Calculating the gradient of a straight line from two points using the gradient formula, and interpreting positive, negative, zero and undefined gradients.

What this dot point is asking

The SQA wants you to calculate the gradient of a straight line from the coordinates of two points using the gradient formula, and to interpret what the sign and size of a gradient mean: how steep the line is and whether it rises, falls, is level or vertical.

The gradient formula

The gradient between two points $(x_1, y_1)$ and $(x_2, y_2)$ is the vertical change divided by the horizontal change between them.

Reading the sign of a gradient

The sign of the gradient tells you the direction of the slope as you read the line from left to right.

For example, the line through $(0, 4)$ and $(3, 1)$ has gradient $\dfrac{1 - 4}{3 - 0} = \dfrac{-3}{3} = -1$, so it falls; the line through $(2, 5)$ and $(6, 5)$ has gradient $\dfrac{5 - 5}{6 - 2} = 0$, so it is horizontal.

Steepness and size

The further the gradient is from zero, the steeper the line. A gradient of $4$ is steeper than a gradient of $2$, and a gradient of $-3$ is steeper than a gradient of $-1$. This is why gradient is used for road and ramp design: a road described as "1 in 5" has gradient $\dfrac{1}{5} = 0.2$.

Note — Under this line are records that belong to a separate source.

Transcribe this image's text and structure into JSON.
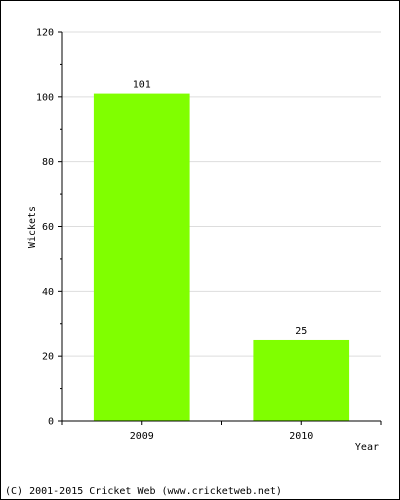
{
  "chart_data": {
    "type": "bar",
    "categories": [
      "2009",
      "2010"
    ],
    "values": [
      101,
      25
    ],
    "data_labels": [
      "101",
      "25"
    ],
    "title": "",
    "xlabel": "Year",
    "ylabel": "Wickets",
    "ylim": [
      0,
      120
    ],
    "yticks": [
      0,
      20,
      40,
      60,
      80,
      100,
      120
    ],
    "grid": true,
    "bar_color": "#80ff00"
  },
  "footer": {
    "copyright": "(C) 2001-2015 Cricket Web (www.cricketweb.net)"
  }
}
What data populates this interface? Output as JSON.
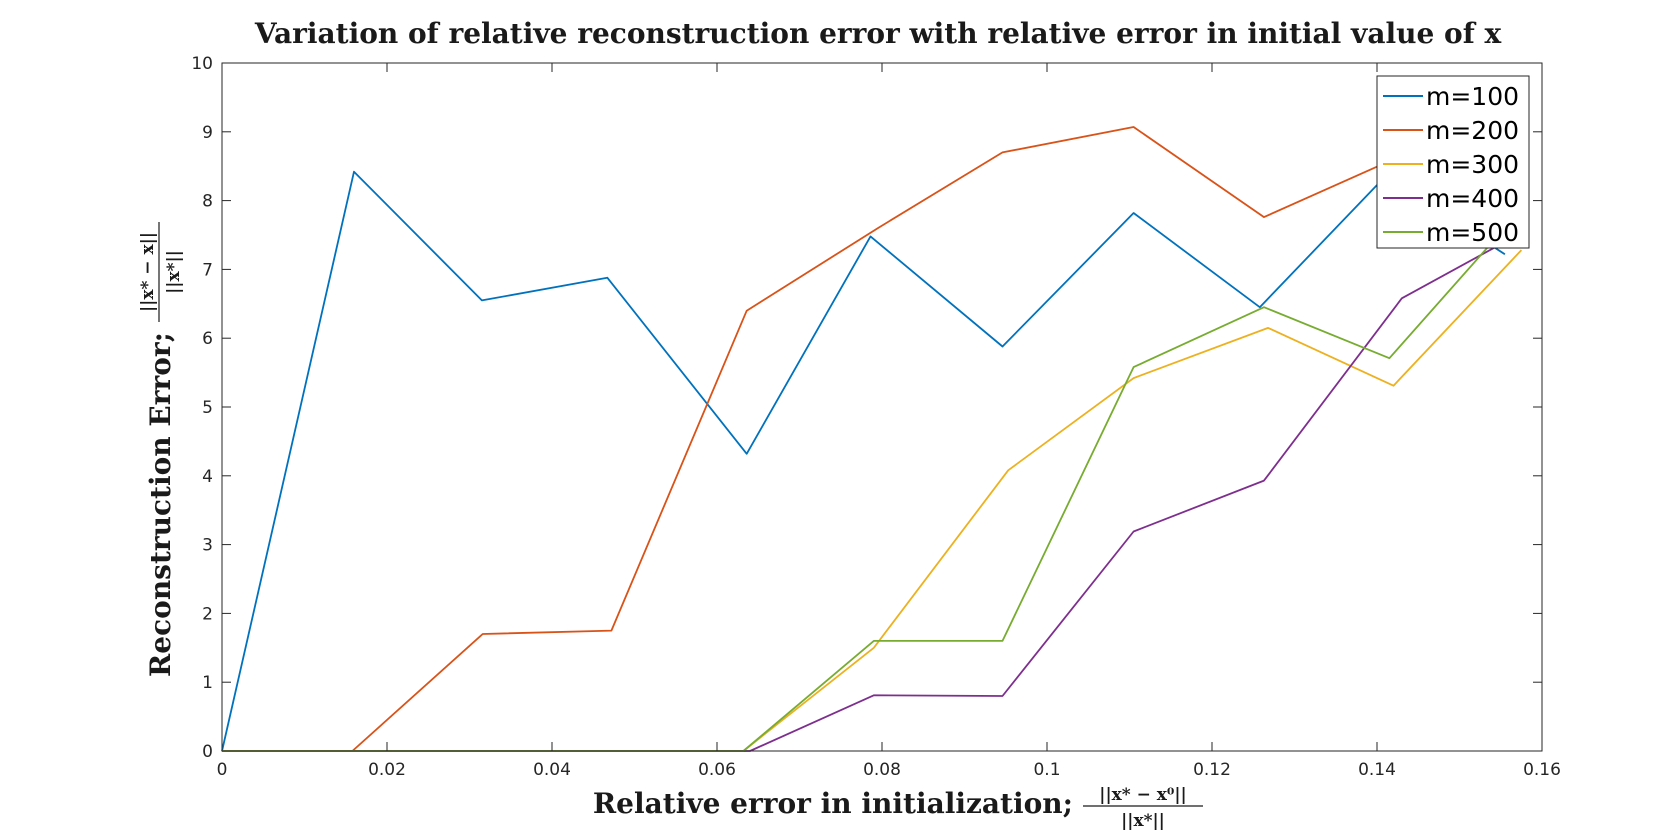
{
  "chart_data": {
    "type": "line",
    "title": "Variation of relative reconstruction error with relative error in initial value of x",
    "xlabel": "Relative error in initialization;",
    "xlabel_fraction": {
      "numerator": "||x* − x⁰||",
      "denominator": "||x*||"
    },
    "ylabel": "Reconstruction Error;",
    "ylabel_fraction": {
      "numerator": "||x* − x||",
      "denominator": "||x*||"
    },
    "xlim": [
      0,
      0.16
    ],
    "ylim": [
      0,
      10
    ],
    "xticks": [
      0,
      0.02,
      0.04,
      0.06,
      0.08,
      0.1,
      0.12,
      0.14,
      0.16
    ],
    "xtick_labels": [
      "0",
      "0.02",
      "0.04",
      "0.06",
      "0.08",
      "0.1",
      "0.12",
      "0.14",
      "0.16"
    ],
    "yticks": [
      0,
      1,
      2,
      3,
      4,
      5,
      6,
      7,
      8,
      9,
      10
    ],
    "ytick_labels": [
      "0",
      "1",
      "2",
      "3",
      "4",
      "5",
      "6",
      "7",
      "8",
      "9",
      "10"
    ],
    "grid": false,
    "legend_position": "top-right",
    "series": [
      {
        "name": "m=100",
        "color": "#0072BD",
        "x": [
          0,
          0.016,
          0.0315,
          0.0467,
          0.0636,
          0.0786,
          0.0946,
          0.1105,
          0.1258,
          0.141,
          0.1555
        ],
        "y": [
          0,
          8.42,
          6.55,
          6.88,
          4.32,
          7.48,
          5.88,
          7.82,
          6.45,
          8.35,
          7.22
        ]
      },
      {
        "name": "m=200",
        "color": "#D95319",
        "x": [
          0,
          0.0158,
          0.0316,
          0.0472,
          0.0636,
          0.0795,
          0.0946,
          0.1105,
          0.1263,
          0.142
        ],
        "y": [
          0,
          0,
          1.7,
          1.75,
          6.4,
          7.6,
          8.7,
          9.07,
          7.76,
          8.6
        ]
      },
      {
        "name": "m=300",
        "color": "#EDB120",
        "x": [
          0,
          0.0632,
          0.079,
          0.0953,
          0.1105,
          0.1268,
          0.142,
          0.1575
        ],
        "y": [
          0,
          0,
          1.5,
          4.08,
          5.42,
          6.15,
          5.31,
          7.28
        ]
      },
      {
        "name": "m=400",
        "color": "#7E2F8E",
        "x": [
          0,
          0.064,
          0.079,
          0.0946,
          0.1105,
          0.1263,
          0.143,
          0.1555
        ],
        "y": [
          0,
          0,
          0.81,
          0.8,
          3.19,
          3.93,
          6.58,
          7.4
        ]
      },
      {
        "name": "m=500",
        "color": "#77AC30",
        "x": [
          0,
          0.0632,
          0.079,
          0.0946,
          0.1105,
          0.1263,
          0.1415,
          0.154
        ],
        "y": [
          0,
          0,
          1.6,
          1.6,
          5.58,
          6.45,
          5.71,
          7.4
        ]
      }
    ]
  }
}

When comparing a positive gradient with a negative one, compare their sizes ignoring the sign to judge steepness, but use the sign to judge direction. A line of gradient $-4$ is steeper than one of gradient $2$, even though $-4$ is the smaller number, because its size $4$ is larger.

Working backwards from a gradient

Many questions give you the gradient and one point, then ask for the missing coordinate of a second point. You rearrange the gradient formula to do this. For a line of gradient $m$ through $(x_1, y_1)$ and $(x_2, y_2)$, the relationship $m = \dfrac{y_2 - y_1}{x_2 - x_1}$ can be rearranged to $y_2 - y_1 = m(x_2 - x_1)$, which lets you find any missing value.

Examples in context

Gradient describes any rate of steepness or change. A wheelchair ramp must not be too steep, so building regulations limit its gradient, often to about $\dfrac{1}{12}$, meaning a rise of $1$ for every $12$ of horizontal run. On a distance-time graph the gradient is the speed, so a steeper line means faster motion; a horizontal section (zero gradient) means the object is stationary. The same formula underpins the equation of a straight line that follows in the Relationships area.

Try this

Q1. Find the gradient of the line through $(2, 3)$ and $(8, 15)$. [2 marks]

• Cue. $\dfrac{15 - 3}{8 - 2} = \dfrac{12}{6} = 2$.

Q2. Find the gradient of the line through $(-1, 5)$ and $(3, -3)$. [2 marks]

• Cue. $\dfrac{-3 - 5}{3 - (-1)} = \dfrac{-8}{4} = -2$.

Q3. State the gradient of a horizontal line. [1 mark]

• Cue. $0$.